Librairie Hachette et Cie (p. 207-211).


LVI

À QUOI S’OCCUPAIENT VOLODIA ET DOUBKOF.


Il me suffit de voir entrer Dmitri pour deviner qu’il n’était pas de bonne humeur. Quand il était mécontent de lui, il devenait de glace, et cela se lisait sur sa figure, dans sa démarche et dans une manière à lui de cligner les yeux et de s’étirer la tête en côté, comme pour arranger sa cravate. Sa froideur réagissait alors invariablement sur mes sentiments à son égard. Dans les derniers temps, j’avais commencé à analyser et à juger le caractère de mon ami, mais notre amitié ne s’en était pas ressentie : elle était encore si jeune et si vigoureuse, qu’il m’était impossible, sous quelque aspect que j’envisageasse Dmitri, de ne pas le trouver parfait.

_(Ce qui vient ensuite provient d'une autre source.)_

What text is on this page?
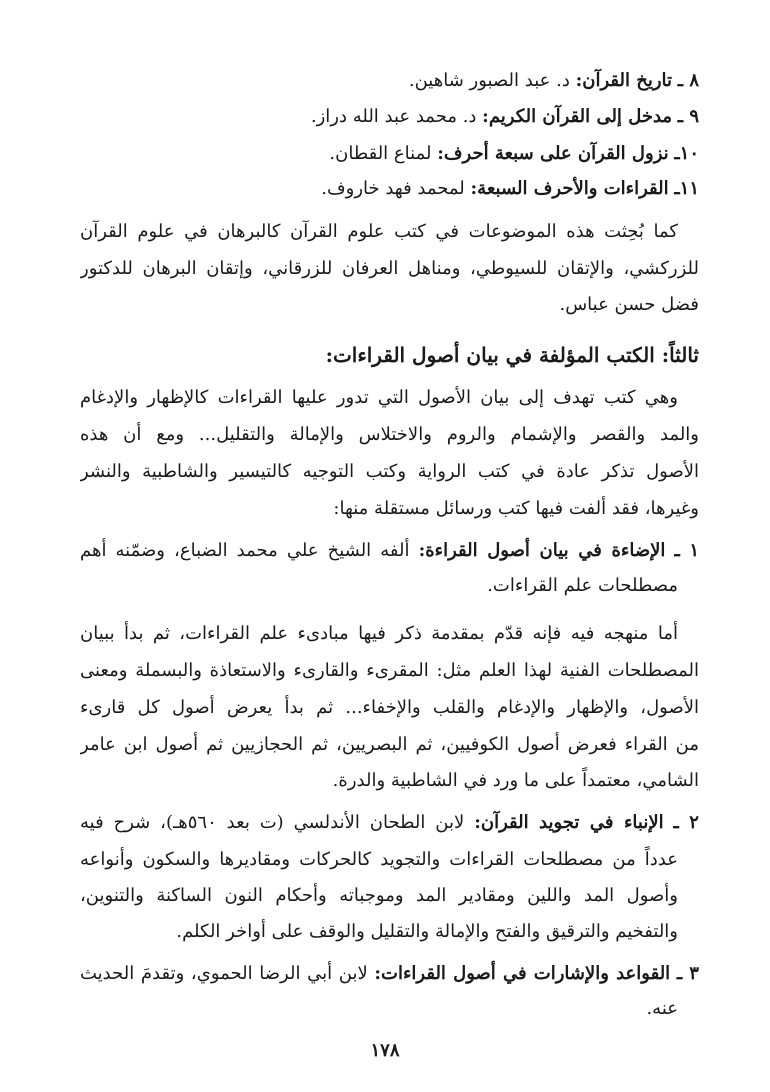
٨ ـ تاريخ القرآن: د. عبد الصبور شاهين.
٩ ـ مدخل إلى القرآن الكريم: د. محمد عبد الله دراز.
١٠ـ نزول القرآن على سبعة أحرف: لمناع القطان.
١١ـ القراءات والأحرف السبعة: لمحمد فهد خاروف.
كما بُحِثت هذه الموضوعات في كتب علوم القرآن كالبرهان في علوم القرآن
للزركشي، والإتقان للسيوطي، ومناهل العرفان للزرقاني، وإتقان البرهان للدكتور
فضل حسن عباس.
ثالثاً: الكتب المؤلفة في بيان أصول القراءات:
وهي كتب تهدف إلى بيان الأصول التي تدور عليها القراءات كالإظهار والإدغام
والمد والقصر والإشمام والروم والاختلاس والإمالة والتقليل... ومع أن هذه
الأصول تذكر عادة في كتب الرواية وكتب التوجيه كالتيسير والشاطبية والنشر
وغيرها، فقد ألفت فيها كتب ورسائل مستقلة منها:
١ ـ الإضاءة في بيان أصول القراءة: ألفه الشيخ علي محمد الضباع، وضمّنه أهم
مصطلحات علم القراءات.
أما منهجه فيه فإنه قدّم بمقدمة ذكر فيها مبادىء علم القراءات، ثم بدأ ببيان
المصطلحات الفنية لهذا العلم مثل: المقرىء والقارىء والاستعاذة والبسملة ومعنى
الأصول، والإظهار والإدغام والقلب والإخفاء... ثم بدأ يعرض أصول كل قارىء
من القراء فعرض أصول الكوفيين، ثم البصريين، ثم الحجازيين ثم أصول ابن عامر
الشامي، معتمداً على ما ورد في الشاطبية والدرة.
٢ ـ الإنباء في تجويد القرآن: لابن الطحان الأندلسي (ت بعد ٥٦٠هـ)، شرح فيه
عدداً من مصطلحات القراءات والتجويد كالحركات ومقاديرها والسكون وأنواعه
وأصول المد واللين ومقادير المد وموجباته وأحكام النون الساكنة والتنوين،
والتفخيم والترقيق والفتح والإمالة والتقليل والوقف على أواخر الكلم.
٣ ـ القواعد والإشارات في أصول القراءات: لابن أبي الرضا الحموي، وتقدمَ الحديث
عنه.
١٧٨
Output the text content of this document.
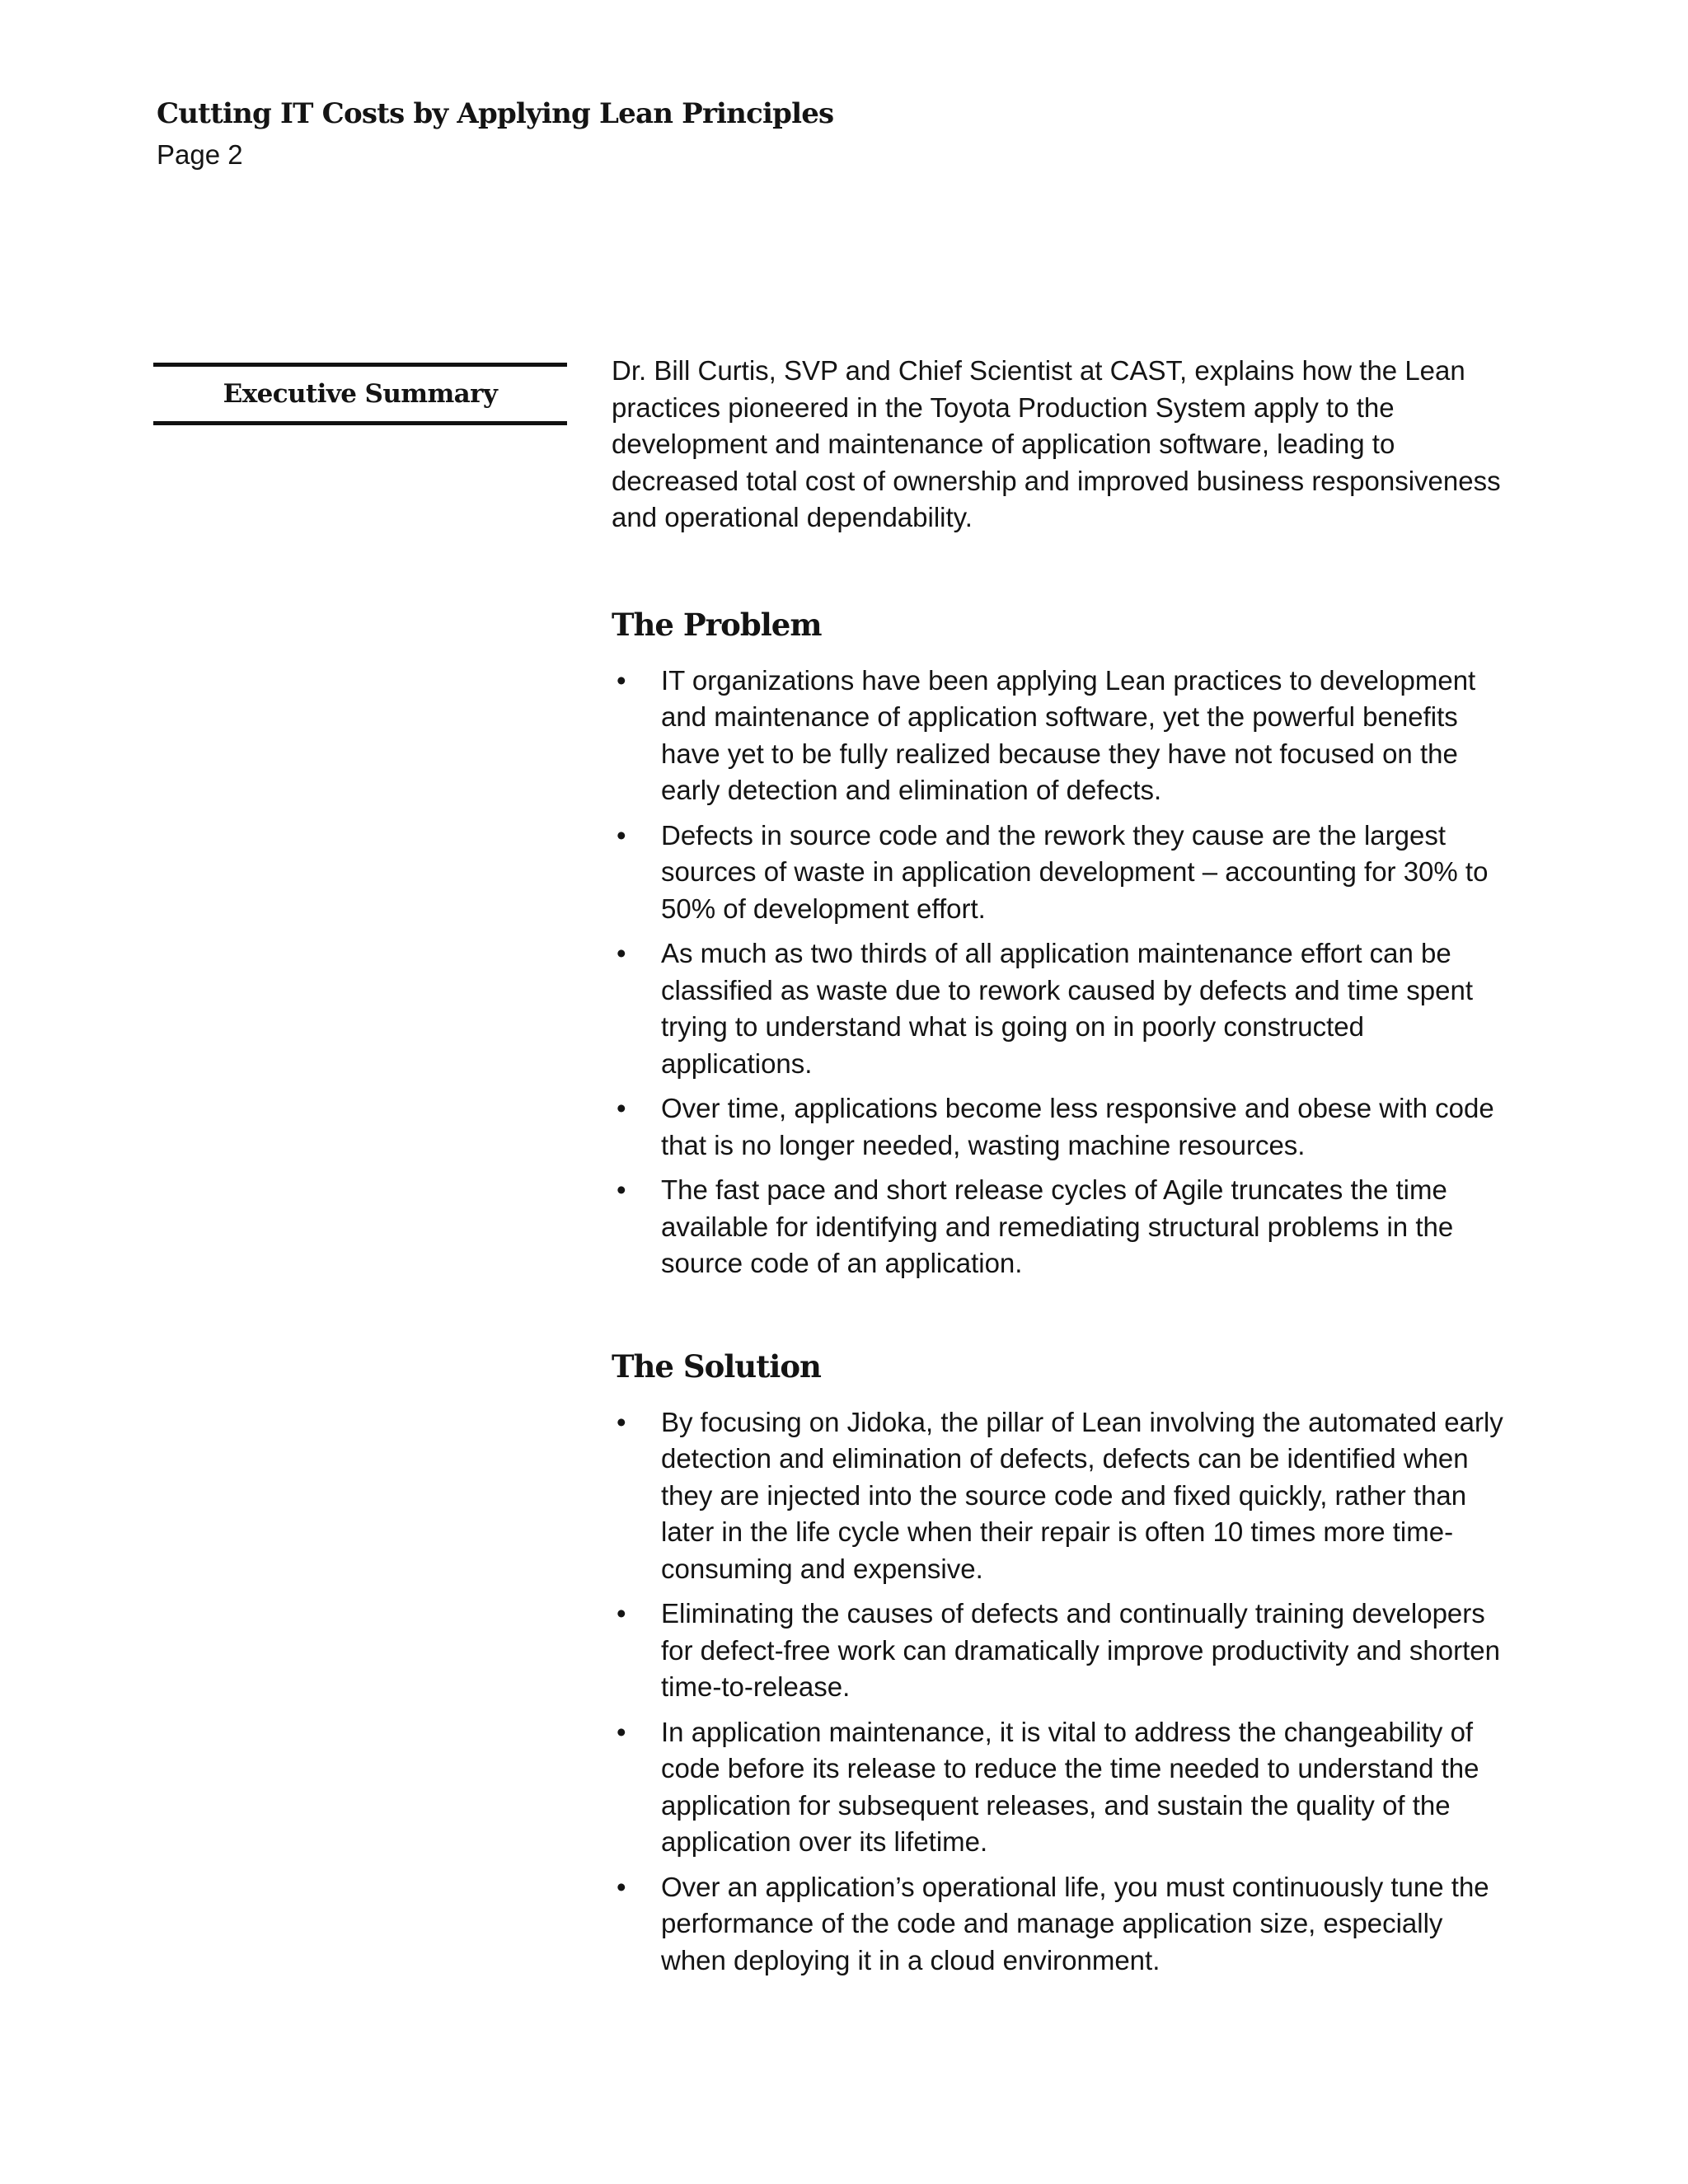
Cutting IT Costs by Applying Lean Principles
Page 2
Executive Summary

Dr. Bill Curtis, SVP and Chief Scientist at CAST, explains how the Lean practices pioneered in the Toyota Production System apply to the development and maintenance of application software, leading to decreased total cost of ownership and improved business responsiveness and operational dependability.

The Problem
• IT organizations have been applying Lean practices to development and maintenance of application software, yet the powerful benefits have yet to be fully realized because they have not focused on the early detection and elimination of defects.
• Defects in source code and the rework they cause are the largest sources of waste in application development – accounting for 30% to 50% of development effort.
• As much as two thirds of all application maintenance effort can be classified as waste due to rework caused by defects and time spent trying to understand what is going on in poorly constructed applications.
• Over time, applications become less responsive and obese with code that is no longer needed, wasting machine resources.
• The fast pace and short release cycles of Agile truncates the time available for identifying and remediating structural problems in the source code of an application.
The Solution
• By focusing on Jidoka, the pillar of Lean involving the automated early detection and elimination of defects, defects can be identified when they are injected into the source code and fixed quickly, rather than later in the life cycle when their repair is often 10 times more time-consuming and expensive.
• Eliminating the causes of defects and continually training developers for defect-free work can dramatically improve productivity and shorten time-to-release.
• In application maintenance, it is vital to address the changeability of code before its release to reduce the time needed to understand the application for subsequent releases, and sustain the quality of the application over its lifetime.
• Over an application’s operational life, you must continuously tune the performance of the code and manage application size, especially when deploying it in a cloud environment.
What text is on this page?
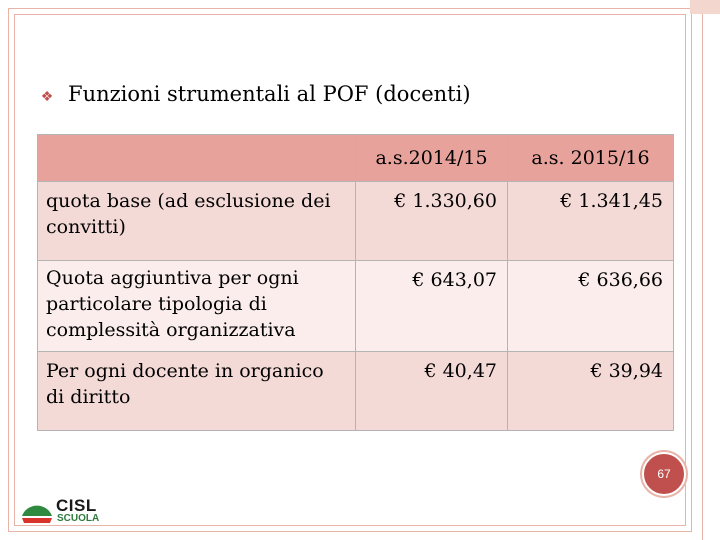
❖ Funzioni strumentali al POF (docenti)
	a.s.2014/15	a.s. 2015/16
quota base (ad esclusione dei convitti)	€ 1.330,60	€ 1.341,45
Quota aggiuntiva per ogni particolare tipologia di complessità organizzativa	€ 643,07	€ 636,66
Per ogni docente in organico di diritto	€ 40,47	€ 39,94
67
CISL
SCUOLA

Il y avait en lui deux hommes différents, que j’admirais également. L’un de ces hommes, que j’aimais passionnément, était bon, doux, caressant, gai et savait combien il était aimable. Quand Dmitri était cet homme-là, toute sa personne, tous ses mouvements et jusqu’au son de sa voix disaient : « Je suis bon et vertueux, j’en jouis et je jouis de ce que vous tous pouvez le voir. » L’autre Dmitri, que je commençais seulement à connaître et devant la noblesse de qui je m’inclinais, était froid, sévère pour lui et pour les autres, orgueilleux, religieux jusqu’au fanatisme et d’une vertu pédante. Il était en ce moment cet autre homme.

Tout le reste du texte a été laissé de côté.